Well, it's interesting to look at, in an extremely saturated way. It seems like you've got more contrast dedicated to decorative textures than to meaningful parts of the map though which makes it hard to read. Besides being hard to read, the labels could also be placed better. Smaller text, higher contrast, wider spacing, and try to be consistent about size, being curved or not, and most other properties across feature classes (of one sea has a cuved label, all seas should have curved labels) Area features usually look best when they have a slightly curved label stretched to span the extent of the feature. http://www.cartographersguild.com/re...ps=#post133147 is an excellent resource for labelling.

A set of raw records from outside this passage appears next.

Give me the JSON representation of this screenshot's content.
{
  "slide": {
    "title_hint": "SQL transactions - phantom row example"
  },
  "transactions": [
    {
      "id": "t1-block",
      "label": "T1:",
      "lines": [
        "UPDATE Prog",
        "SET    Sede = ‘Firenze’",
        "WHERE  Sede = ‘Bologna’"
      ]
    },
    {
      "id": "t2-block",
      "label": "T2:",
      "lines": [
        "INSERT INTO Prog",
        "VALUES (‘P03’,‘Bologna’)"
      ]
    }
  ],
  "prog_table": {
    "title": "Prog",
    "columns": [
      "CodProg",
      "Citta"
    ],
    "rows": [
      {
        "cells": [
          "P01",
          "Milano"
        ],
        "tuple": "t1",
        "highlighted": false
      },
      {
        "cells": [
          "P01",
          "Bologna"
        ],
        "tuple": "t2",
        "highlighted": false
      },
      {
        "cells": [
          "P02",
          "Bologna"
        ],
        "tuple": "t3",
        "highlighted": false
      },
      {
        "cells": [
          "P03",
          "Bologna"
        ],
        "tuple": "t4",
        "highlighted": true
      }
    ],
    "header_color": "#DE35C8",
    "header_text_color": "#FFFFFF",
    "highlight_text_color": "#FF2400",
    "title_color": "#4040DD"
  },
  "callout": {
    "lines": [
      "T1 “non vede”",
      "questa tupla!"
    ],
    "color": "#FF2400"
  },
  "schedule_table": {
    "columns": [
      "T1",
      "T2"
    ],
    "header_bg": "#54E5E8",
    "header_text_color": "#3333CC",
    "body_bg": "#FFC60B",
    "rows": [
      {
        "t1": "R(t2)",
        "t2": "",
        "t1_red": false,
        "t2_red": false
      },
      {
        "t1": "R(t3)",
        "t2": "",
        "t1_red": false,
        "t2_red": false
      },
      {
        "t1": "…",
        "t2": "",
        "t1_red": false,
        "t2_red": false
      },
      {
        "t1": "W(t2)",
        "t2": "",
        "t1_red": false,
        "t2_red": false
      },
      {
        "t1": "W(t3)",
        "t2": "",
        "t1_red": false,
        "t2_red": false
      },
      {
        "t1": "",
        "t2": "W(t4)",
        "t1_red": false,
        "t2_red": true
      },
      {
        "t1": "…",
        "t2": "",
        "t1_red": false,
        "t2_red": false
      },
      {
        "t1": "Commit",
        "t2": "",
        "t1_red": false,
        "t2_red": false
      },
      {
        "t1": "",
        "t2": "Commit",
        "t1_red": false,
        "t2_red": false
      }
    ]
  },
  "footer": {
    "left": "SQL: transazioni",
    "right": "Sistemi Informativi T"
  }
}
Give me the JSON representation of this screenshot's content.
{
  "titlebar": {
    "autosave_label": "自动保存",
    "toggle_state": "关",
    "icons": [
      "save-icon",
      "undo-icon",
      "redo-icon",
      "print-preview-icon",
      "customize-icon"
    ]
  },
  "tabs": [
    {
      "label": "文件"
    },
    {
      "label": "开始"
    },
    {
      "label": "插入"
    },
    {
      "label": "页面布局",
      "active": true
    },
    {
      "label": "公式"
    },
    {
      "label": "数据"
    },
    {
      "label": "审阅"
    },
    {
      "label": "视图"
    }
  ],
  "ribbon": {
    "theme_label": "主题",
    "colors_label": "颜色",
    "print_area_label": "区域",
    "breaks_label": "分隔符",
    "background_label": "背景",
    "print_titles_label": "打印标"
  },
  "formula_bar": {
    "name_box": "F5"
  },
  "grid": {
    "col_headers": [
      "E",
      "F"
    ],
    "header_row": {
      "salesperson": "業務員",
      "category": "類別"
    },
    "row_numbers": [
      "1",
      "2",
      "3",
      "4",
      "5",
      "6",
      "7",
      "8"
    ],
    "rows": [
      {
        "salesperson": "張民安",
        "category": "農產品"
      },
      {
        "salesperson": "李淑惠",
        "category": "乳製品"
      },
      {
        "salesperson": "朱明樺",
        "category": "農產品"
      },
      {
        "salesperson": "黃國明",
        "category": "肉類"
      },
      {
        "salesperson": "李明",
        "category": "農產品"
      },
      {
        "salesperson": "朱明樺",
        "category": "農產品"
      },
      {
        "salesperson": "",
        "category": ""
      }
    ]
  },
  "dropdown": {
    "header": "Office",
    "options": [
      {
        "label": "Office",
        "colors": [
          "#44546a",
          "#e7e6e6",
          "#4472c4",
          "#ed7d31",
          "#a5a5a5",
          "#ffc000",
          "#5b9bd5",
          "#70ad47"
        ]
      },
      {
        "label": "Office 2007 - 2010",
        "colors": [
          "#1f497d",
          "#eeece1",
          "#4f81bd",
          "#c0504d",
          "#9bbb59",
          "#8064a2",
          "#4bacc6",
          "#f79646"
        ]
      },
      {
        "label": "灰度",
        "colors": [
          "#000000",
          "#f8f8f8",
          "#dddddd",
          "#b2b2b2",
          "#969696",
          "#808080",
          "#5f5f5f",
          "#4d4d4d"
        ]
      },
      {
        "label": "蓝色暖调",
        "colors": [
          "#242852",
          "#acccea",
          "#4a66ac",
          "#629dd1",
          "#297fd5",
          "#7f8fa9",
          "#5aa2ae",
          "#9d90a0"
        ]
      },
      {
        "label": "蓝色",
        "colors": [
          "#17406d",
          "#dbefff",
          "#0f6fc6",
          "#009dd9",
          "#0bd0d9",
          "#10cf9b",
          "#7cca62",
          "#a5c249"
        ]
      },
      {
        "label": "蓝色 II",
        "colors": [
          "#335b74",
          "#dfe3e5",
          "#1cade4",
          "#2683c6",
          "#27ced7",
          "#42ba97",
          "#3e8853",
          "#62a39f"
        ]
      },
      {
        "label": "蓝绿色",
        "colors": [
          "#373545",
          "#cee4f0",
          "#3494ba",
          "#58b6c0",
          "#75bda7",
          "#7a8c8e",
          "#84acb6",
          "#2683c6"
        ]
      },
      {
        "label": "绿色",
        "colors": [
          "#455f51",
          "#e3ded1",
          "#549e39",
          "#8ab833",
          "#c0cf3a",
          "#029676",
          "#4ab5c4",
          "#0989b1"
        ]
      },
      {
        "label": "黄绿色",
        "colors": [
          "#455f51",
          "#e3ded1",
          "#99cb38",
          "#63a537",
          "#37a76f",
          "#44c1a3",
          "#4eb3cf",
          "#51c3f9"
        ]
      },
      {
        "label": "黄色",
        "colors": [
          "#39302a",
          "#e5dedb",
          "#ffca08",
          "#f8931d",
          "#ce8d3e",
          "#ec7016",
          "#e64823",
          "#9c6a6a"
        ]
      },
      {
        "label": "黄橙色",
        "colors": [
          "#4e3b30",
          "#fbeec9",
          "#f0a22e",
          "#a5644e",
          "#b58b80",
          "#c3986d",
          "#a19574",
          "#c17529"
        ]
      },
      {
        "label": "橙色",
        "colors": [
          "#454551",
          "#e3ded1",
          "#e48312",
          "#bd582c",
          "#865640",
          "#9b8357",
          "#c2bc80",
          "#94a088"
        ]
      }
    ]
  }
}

The "trade routes" are a bit odd too. Now maybe your world has highly rigid long distance oceanic ferry routes important enough to go on a reference map like this. That seems unlikely though. Nearby coastal communities can be reached from each other, with longer trips possible if both ports are large enough, or if you have your own ship, or are willing to pay someone with their own ship enough, and the details of where you can get, and how quickly, cheaply, and safely you can get there, will all vary with the weather, the season, politics, etc. That the locations are on the coast really ought to be enough. Those lines convey far more rigidity that you probably intend while trying to convey something that out to be obvious, and produce a lot of clutter in the process. You might want to cut it back to just roads.